Yeah, so I hope that this will make the maintenance much easier, and I should emphasize that once you have installed one of these system libraries using Pacman, our tools will automatically find it when you build an R package that needs a library, so there's no need to set special compiler flags or special linker flags to point to a particular location, because Pacman installs it exactly where the linker expects to find it, and where the compiler expects to find it, right, so it's going to feel much more like apt, or yum, or brew, where if you need a system dependency, you do the Pacman install, and the system dependency is there, and then your R package should just build without any further hacking.

Summary

So, in summary, last slide, the new version of R tools will include a proper build environment that will make it easier for me, for us, to build and install all of the external libraries. Pacman makes it really nice to package and distribute and install these libs, so there's no manual copying of files anymore on build server. R will then automatically find those installed libs, so you don't need to pass special linker flags or include flags when you're installing an R package on Windows from source, and the most important part is that, you know, these libraries are all going to be transparent and reproducible and automated via the CI, so there should be much less maintenance, but also I think there's going to be a bit more accountability, because currently, you know, I'm just uploading these binaries to R winlib, but, you know, nobody knows how they are built and, you know, what I put in there, and, like, this system is going to be fully open, fully transparent, fully automated, and everything gets built in a public place and deployed, and, you know, everyone can contribute, so, yeah, that's it.
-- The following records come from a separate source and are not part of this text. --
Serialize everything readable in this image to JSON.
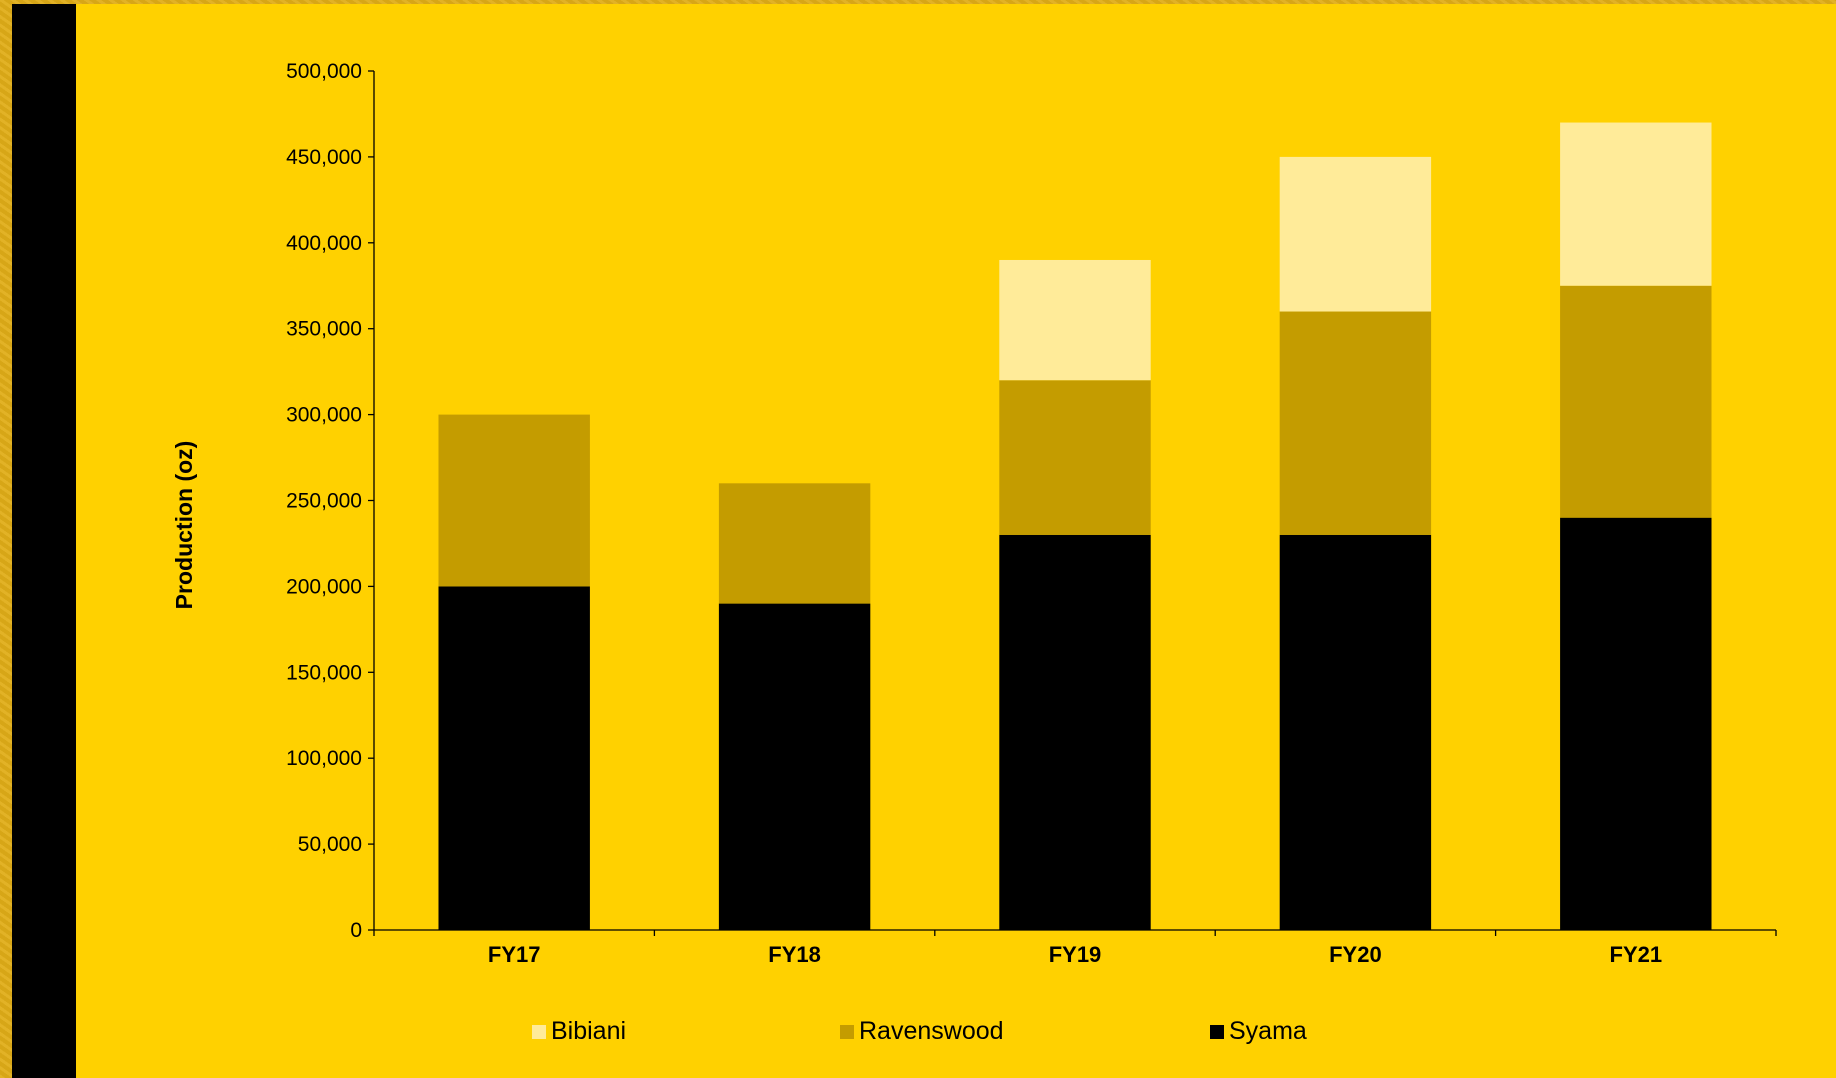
{
  "chart_data": {
    "type": "bar",
    "stacked": true,
    "categories": [
      "FY17",
      "FY18",
      "FY19",
      "FY20",
      "FY21"
    ],
    "series": [
      {
        "name": "Syama",
        "color": "#000000",
        "values": [
          200000,
          190000,
          230000,
          230000,
          240000
        ]
      },
      {
        "name": "Ravenswood",
        "color": "#c49c00",
        "values": [
          100000,
          70000,
          90000,
          130000,
          135000
        ]
      },
      {
        "name": "Bibiani",
        "color": "#ffeb99",
        "values": [
          0,
          0,
          70000,
          90000,
          95000
        ]
      }
    ],
    "ylabel": "Production (oz)",
    "xlabel": "",
    "ylim": [
      0,
      500000
    ],
    "yticks": [
      "0",
      "50,000",
      "100,000",
      "150,000",
      "200,000",
      "250,000",
      "300,000",
      "350,000",
      "400,000",
      "450,000",
      "500,000"
    ],
    "legend": {
      "placement": "bottom",
      "order": [
        "Bibiani",
        "Ravenswood",
        "Syama"
      ]
    },
    "grid": false
  }
}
R will then automatically find those installed libs, so you don't need to pass special linker flags or include flags when you're installing an R package on Windows from source, and the most important part is that, you know, these libraries are all going to be transparent and reproducible and automated via the CI, so there should be much less maintenance.

Thank you very much, Jeroen, for your talk and also for making my life as a Windows user so much easier than it otherwise has been. We have time for one question. This question at the back, I think it's Rich here with the golden shirt.

Thanks. Good throw. So this sounds like it makes it a lot easier to have more external dependencies, so are there going to be some new dependencies that R uses?

So, because it's now easier to have external dependencies for R, are there going to be some more dependencies in base R? Exciting new tools.

Yes, so I hope that this system will make it easier to use, to take advantage of these external libraries in R more easily, because previously you're sort of tied to what I mean on Linux and Fedora, most of it is available, but on Windows, the system was really limited by, you know, people that were willing to build these things for you, and there's, like, only two of them that would probably do that, so I hope that this will, I hope not open the floodgates, but at least give R users better access to up-to-date high-quality libraries that now also work on Windows.